Integrating your new puppy or dog into your exercise routine is a wonderful part of having a canine pet. Running with your dog is not only a fantastic way to keep them fit, healthy and mentally stimulated, but also an opportunity for you to work on obedience training and build that 1:1 connection with your dog. Like any activity though, there are a few things to consider, ensuring the experience is safe and enjoyable for all parties involved.

 

Starting your puppy off on the right foot (or paw) when it comes to exercise is critical for their physical development and protecting them from any future joint issues, however it is important to introduce exercise at a gradual rate and intensity.

 

The first step is to ensure your puppy is fully vaccinated and comfortable walking on a lead or harness. Begin with gradual walks in an area your puppy feels safe and secure, and gradually increase the distance as your puppy grows. High intensity exercise however should not begin until your puppy has developed strong bones, joints and muscles, for small breed puppies this can
begin from 9 months of age, medium breeds 10-11 months, large breeds 12-14 months and giant breeds 18-24 months.

 

When your adult dog is ready to begin their new exercise journey it is best to assess your dog’s health first to avoid any complications, whether this be a young adult or a senior.

 

For example, for an older dog who has spent most their time on a comfortable bed, a day of high activity could quickly turn painful. Medical problems, such as arthritis, heart disease, intervertebral disk disease, pulmonary problems (including heartworm disease), and obesity, can limit a dog’s tolerance for high activity and potentially create further health issues. Ask your veterinarian for the best way to create a healthy activity plan for your dog if any health concerns apply.

 

When you do go for your first outing, start out slowly and have reasonable expectations. While you might be itching to jog 5km, your dog might not be physically ready. It is important to start with small steps to safely build up your dog’s ability:

 

Begin with 500m increments. After you have run or jogged 500m, make sure your dog looks like they are comfortable to continue. Do this for a maximum of 3km. You can double this rule of thumb for moderate hiking.
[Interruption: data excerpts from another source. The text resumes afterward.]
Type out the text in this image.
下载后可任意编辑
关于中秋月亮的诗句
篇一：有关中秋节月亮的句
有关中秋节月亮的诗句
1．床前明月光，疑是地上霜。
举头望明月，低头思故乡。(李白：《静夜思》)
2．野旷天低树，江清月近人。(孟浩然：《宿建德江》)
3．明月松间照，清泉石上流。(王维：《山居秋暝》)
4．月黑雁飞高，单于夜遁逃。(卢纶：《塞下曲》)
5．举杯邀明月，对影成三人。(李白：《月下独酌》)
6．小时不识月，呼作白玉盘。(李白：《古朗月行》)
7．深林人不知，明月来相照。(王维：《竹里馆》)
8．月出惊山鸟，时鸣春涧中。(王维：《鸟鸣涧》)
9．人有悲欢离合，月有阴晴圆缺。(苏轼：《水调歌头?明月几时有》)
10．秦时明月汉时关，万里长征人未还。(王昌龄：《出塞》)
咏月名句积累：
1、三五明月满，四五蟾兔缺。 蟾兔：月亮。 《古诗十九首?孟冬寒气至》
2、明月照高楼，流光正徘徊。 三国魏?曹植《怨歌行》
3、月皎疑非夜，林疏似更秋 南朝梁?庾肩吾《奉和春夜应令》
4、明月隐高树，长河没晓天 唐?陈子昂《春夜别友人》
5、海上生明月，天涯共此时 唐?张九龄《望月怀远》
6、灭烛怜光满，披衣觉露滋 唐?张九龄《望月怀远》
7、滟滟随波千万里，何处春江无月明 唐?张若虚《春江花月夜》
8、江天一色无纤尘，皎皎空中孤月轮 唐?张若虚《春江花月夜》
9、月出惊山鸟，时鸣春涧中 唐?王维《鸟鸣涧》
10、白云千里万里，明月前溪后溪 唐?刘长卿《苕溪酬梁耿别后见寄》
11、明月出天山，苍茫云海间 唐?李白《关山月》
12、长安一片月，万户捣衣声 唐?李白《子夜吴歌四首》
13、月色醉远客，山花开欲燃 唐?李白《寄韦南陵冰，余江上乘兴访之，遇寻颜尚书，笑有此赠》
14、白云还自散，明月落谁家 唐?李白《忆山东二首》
And remember, you can always increase the length of your workout if your dog completes the initial outing with flying colours.

 

Also monitor your dog’s heat tolerance during exercise, especially if you are working out in hot, humid areas or if your dog is a brachycephalic (short-nose) breed. Ensure your dog has plenty of access to fresh water during your work out and watch for
excessive panting, an enlarged and flattened tongue, and sluggish behaviour, all of which are signs of overheating. Plan for any longer trips and ensure your dog has plenty of rest time.

 

It is also important to feed your dog the right nutritional diet to help fuel their performance. The Eukanuba Premium Sport diet has an adapted blend of nutrients, high protein and added joint support to help your dog achieve their mental and physical best.

 

The final point is to remember to have fun! Having your canine companion join you on your fitness journey is a reward in itself and here at Eukanuba™, is something we would love to see more of.